I still love Easter despite the year we were accosted by a foul odor escaping from my daughter’s bedroom. I was convinced we had a mouse infestation and tried desperately to get my husband to search out the obviously dead offender to no avail. I armed myself with a mask and gloves and began the hunt. To my surprise, my precious baby (4 at the time) had safely stored all of the eggs she found from the hunt, the month before, rotting away at the bottom of her closet under some overnight bags. Not my proudest moment as a mother.

But, my memories of Easter that are most stark are memories that have to do with my mother and her Easter Bunny Cake.

My mother loves Easter. I hate coconut. Both of these points are equally important.

Every Easter, my mother decorates her house in precious bunnies covered in pastels. As children we died eggs in every conceivable way decorating them and redecorating them until they all turned out a subtle brown color-making finding them in the backyard quite an event requiring a keen eye and undying devotion. My mother, of course, thought they were masterpieces.

Shredded coconut is the most important part of her bunny cake, oh but the texture of shredded coconut-dry and stringy-I cannot get past its effects.

Mom bakes several cakes, cuts the pieces out, and assembles the bunny shape. She ices her bunny and then carefully decorates him with jelly beans, sprinkles, and licorice. But it is the coconut that gives the bunny his fuzzy texture. For years I silently chewed away at the gritty ingredient knowing how hard my mother had worked. I didn’t want to hurt her feelings. I knew how special the day was to her.

At some point (not at Easter), Mom tried to share some desert with me that was topped with toasted coconut. I just couldn’t do it. I didn’t even think of her tradition; I informed her about my irrational aversion to shredded coconut and how I could not stomach the experience. She never said anything but simply ate her desert on her own, and I am sure I ordered something ridiculously bad for me covered in chocolate and ice cream.

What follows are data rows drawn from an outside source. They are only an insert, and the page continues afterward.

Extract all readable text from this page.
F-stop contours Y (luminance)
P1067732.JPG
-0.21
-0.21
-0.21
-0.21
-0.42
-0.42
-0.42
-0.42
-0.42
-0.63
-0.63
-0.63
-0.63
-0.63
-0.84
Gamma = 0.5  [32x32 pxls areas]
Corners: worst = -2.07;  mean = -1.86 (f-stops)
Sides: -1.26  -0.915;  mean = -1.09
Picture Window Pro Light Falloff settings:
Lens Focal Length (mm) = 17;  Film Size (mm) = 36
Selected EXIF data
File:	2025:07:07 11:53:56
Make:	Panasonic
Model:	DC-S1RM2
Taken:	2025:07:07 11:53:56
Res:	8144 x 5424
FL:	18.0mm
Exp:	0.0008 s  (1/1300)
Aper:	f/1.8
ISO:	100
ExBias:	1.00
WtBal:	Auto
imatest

The following Easter, I got the kids ready for church, we went to all the family dinners and Easter egg hunts, and my brothers and I fought over pocket change hidden away in plastic shells. After all of the events of the day, it was time to settle in for Mom’s special Easter Bunny Cake. We headed to the kitchen to admire her handiwork and enjoy a piece of tradition. As I got ready to cut into the cake, I saw a noticeably less-furry bunny on the counter. He was just as colorful and cute as ever, but that year, I ate the best Easter Bunny Cake I had never tasted.